Meteorite that crashed in Middlesbrough, North Yorkshire, England, on 14 March 1881

The Middlesbrough meteorite fell in Middlesbrough, North Yorkshire, England on 14 March 1881.

The meteorite fell in the afternoon, hitting the ground around 3:35 pm. Although there were reports that sound generated as the object travelled through the Earth's atmosphere was heard in some areas of Yorkshire, the meteorite was unusual in that the sonic boom that would normally be associated with a meteorite entering the atmosphere was not heard by anyone who witnessed the fall, nor were there any reports of either a fireball or smoke trail.

The site of the impact was at the railway siding Pennymans's Siding, close to the site of the now demolished St. Luke's Hospital (now Roseberry Park). The exact location was reported as being 19 yards south of the signal cabin and on the west side of the railway lines; this gives co-ordinates of 54 deg 33 min 31 sec N and 1 deg 12 min 57 sec W. The impact was witnessed by workmen only yards away, who heard a "rushing or roaring" sound followed by thud, as the meteorite hit a nearby embankment, leaving a hole described by the astronomer Alexander Herschel as a "round vertical hole into which a man's arm might be thrust". The meteorite had penetrated to a depth of about 30 cm and was described as "new milk warm" to the touch by the workmen when they retrieved the object.
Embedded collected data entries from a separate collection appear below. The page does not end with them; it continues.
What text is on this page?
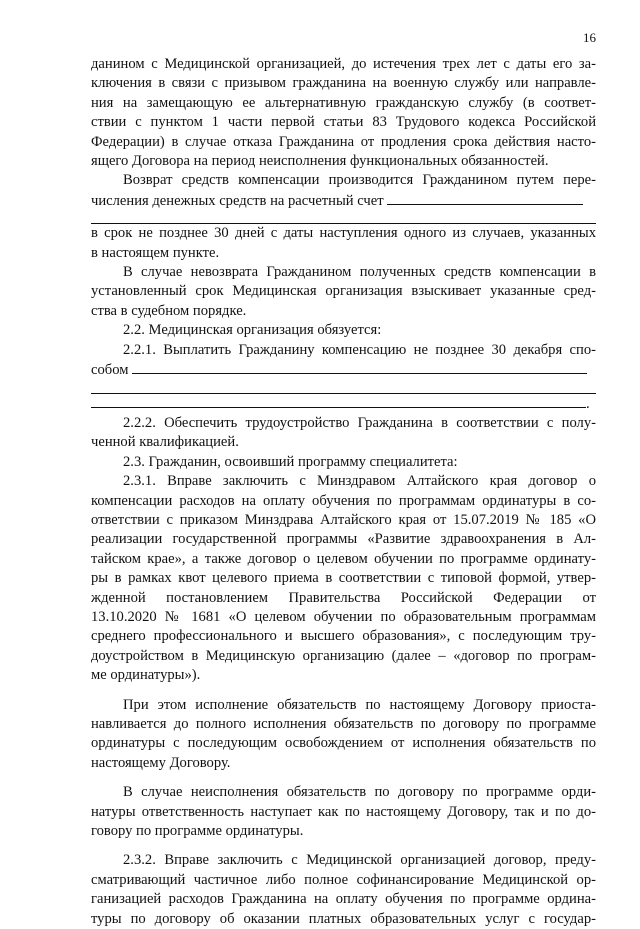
16
данином с Медицинской организацией, до истечения трех лет с даты его за-
ключения в связи с призывом гражданина на военную службу или направле-
ния на замещающую ее альтернативную гражданскую службу (в соответ-
ствии с пунктом 1 части первой статьи 83 Трудового кодекса Российской
Федерации) в случае отказа Гражданина от продления срока действия насто-
ящего Договора на период неисполнения функциональных обязанностей.
Возврат средств компенсации производится Гражданином путем пере-
числения денежных средств на расчетный счет
в срок не позднее 30 дней с даты наступления одного из случаев, указанных
в настоящем пункте.
В случае невозврата Гражданином полученных средств компенсации в
установленный срок Медицинская организация взыскивает указанные сред-
ства в судебном порядке.
2.2. Медицинская организация обязуется:
2.2.1. Выплатить Гражданину компенсацию не позднее 30 декабря спо-
собом
.
2.2.2. Обеспечить трудоустройство Гражданина в соответствии с полу-
ченной квалификацией.
2.3. Гражданин, освоивший программу специалитета:
2.3.1. Вправе заключить с Минздравом Алтайского края договор о
компенсации расходов на оплату обучения по программам ординатуры в со-
ответствии с приказом Минздрава Алтайского края от 15.07.2019 № 185 «О
реализации государственной программы «Развитие здравоохранения в Ал-
тайском крае», а также договор о целевом обучении по программе ординату-
ры в рамках квот целевого приема в соответствии с типовой формой, утвер-
жденной постановлением Правительства Российской Федерации от
13.10.2020 № 1681 «О целевом обучении по образовательным программам
среднего профессионального и высшего образования», с последующим тру-
доустройством в Медицинскую организацию (далее – «договор по програм-
ме ординатуры»).
При этом исполнение обязательств по настоящему Договору приоста-
навливается до полного исполнения обязательств по договору по программе
ординатуры с последующим освобождением от исполнения обязательств по
настоящему Договору.
В случае неисполнения обязательств по договору по программе орди-
натуры ответственность наступает как по настоящему Договору, так и по до-
говору по программе ординатуры.
2.3.2. Вправе заключить с Медицинской организацией договор, преду-
сматривающий частичное либо полное софинансирование Медицинской ор-
ганизацией расходов Гражданина на оплату обучения по программе ордина-
туры по договору об оказании платных образовательных услуг с государ-
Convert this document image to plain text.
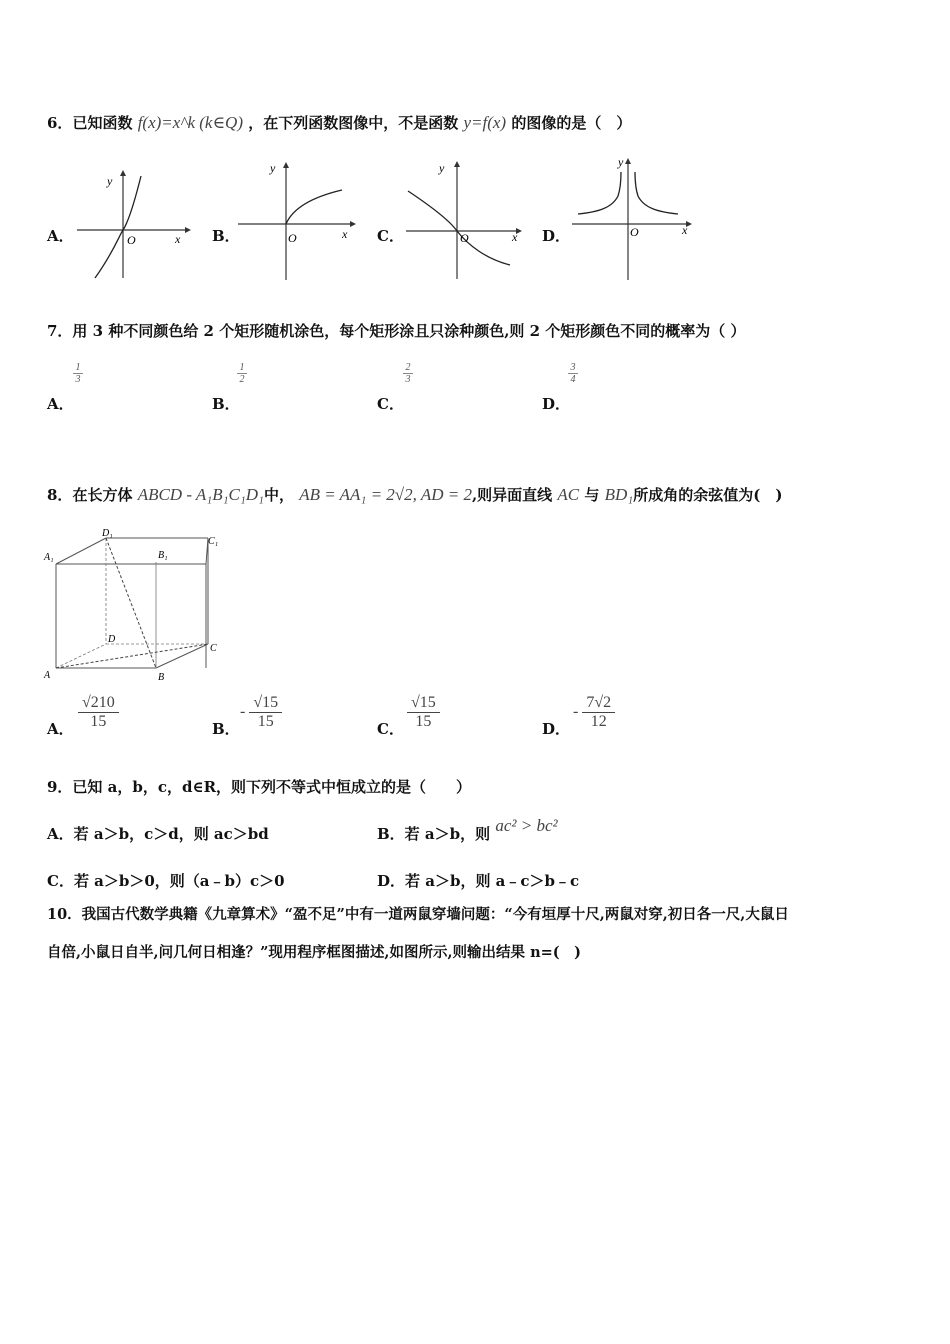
6．已知函数 f(x)=x^k (k∈Q) ，在下列函数图像中，不是函数 y=f(x) 的图像的是（　）
A．	x
y
O	B．	x
y
O	C．	x
y
O	D．	x
y
O
7．用 3 种不同颜色给 2 个矩形随机涂色，每个矩形涂且只涂种颜色,则 2 个矩形颜色不同的概率为（ ）
A．
1
3
B．
1
2
C．
2
3
D．
3
4
8．在长方体 ABCD - A₁B₁C₁D₁中， AB = AA₁ = 2√2, AD = 2,则异面直线 AC 与 BD₁所成角的余弦值为(　)
A₁
D₁
C₁
B₁
A	B
C
D
A． $\frac{√210}{15}$	B．
- $\frac{√15}{15}$	C． $\frac{√15}{15}$	D．
- $\frac{7√2}{12}$
9．已知 a，b，c，d∈R，则下列不等式中恒成立的是（　　）
A．若 a＞b，c＞d，则 ac＞bd	B．若 a＞b，则 ac² > bc²
C．若 a＞b＞0，则（a﹣b）c＞0	D．若 a＞b，则 a﹣c＞b﹣c
10．我国古代数学典籍《九章算术》“盈不足”中有一道两鼠穿墙问题：“今有垣厚十尺,两鼠对穿,初日各一尺,大鼠日
自倍,小鼠日自半,问几何日相逢？”现用程序框图描述,如图所示,则输出结果 n=(　)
Herschel, who was then Professor of Physics and Experimental Sciences at Durham College of Physical Science in Newcastle upon Tyne, rushed to Middlesbrough on hearing the news to supervise the recovery and examination of the meteorite. By experimentation, replicating the conditions of the impact, he determined the speed of the object at the time was 412 feet per second (281 mph). This result was viewed as partial confirmation of a theory of the Italian astronomer Giovanni Schiaparelli that meteorites lost most of their cosmic velocity (the velocity they had before entering the Earth's atmosphere), due to air resistance at a high altitude in the atmosphere.
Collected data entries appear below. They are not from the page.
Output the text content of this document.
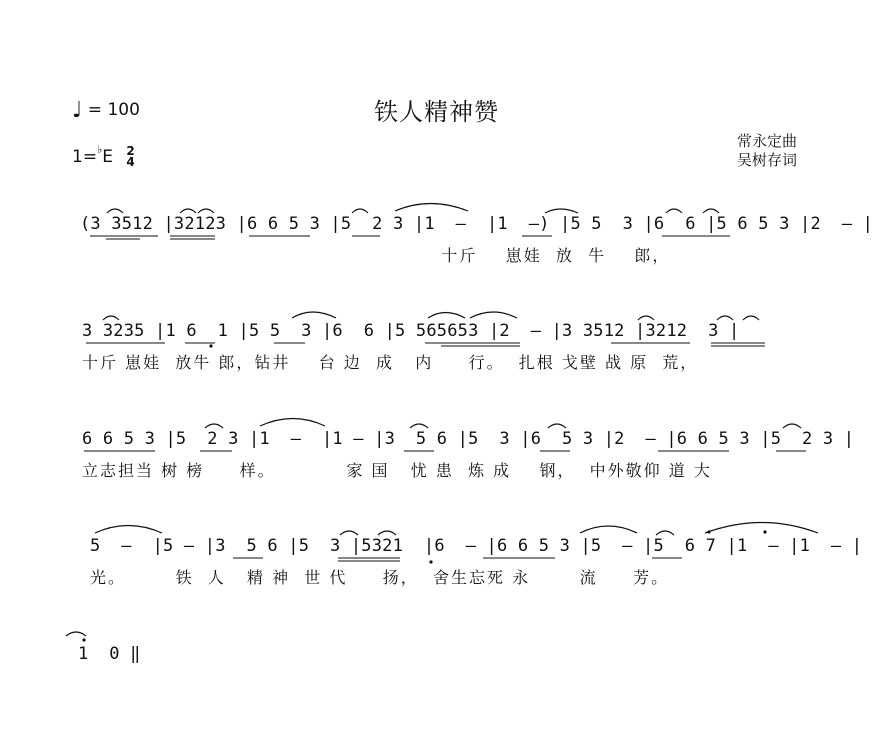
铁人精神赞
♩ = 100
1=♭E 2
4
常永定曲
吴树存词
(3 3512 |32123 |6 6 5 3 |5  2 3 |1  –  |1  –) |5 5  3 |6  6 |5 6 5 3 |2  – |
十斤    崽娃  放  牛    郎，
3 3235 |1 6  1 |5 5  3 |6  6 |5 565653 |2  – |3 3512 |3212  3 |
十斤 崽娃  放牛 郎，钻井    台 边  成   内     行。  扎根 戈壁 战 原  荒，
6 6 5 3 |5  2 3 |1  –  |1 – |3  5 6 |5  3 |6  5 3 |2  – |6 6 5 3 |5  2 3 |
立志担当 树 榜     样。          家 国   忧 患  炼 成    钢，  中外敬仰 道 大
5  –  |5 – |3  5 6 |5  3 |5321  |6  – |6 6 5 3 |5  – |5  6 7 |1  – |1  – |
光。       铁  人   精 神  世 代     扬，  舍生忘死 永       流     芳。
1  0 ‖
The Middlesbrough meteorite is classified as a chondrite. It is approximately 4.5 billion years old and was formed at the same time as the Earth and the Solar System. It is approximately 6 inches in diameter, weighs 3 pounds 8.75 ounces (approximately 1.5 kg) and has a crust of unusual thickness - it was recovered in one piece. A 3D scan of the object was made by NASA scientists in 2010.

Due to Middlesbrough not having a museum at the time of its fall to Earth, the meteorite was handed over to the Yorkshire Museum where it has been ever since. In March 2011, the 130th anniversary of its fall to Earth, it was lent to the town's Dorman Museum where it was put on display for several weeks.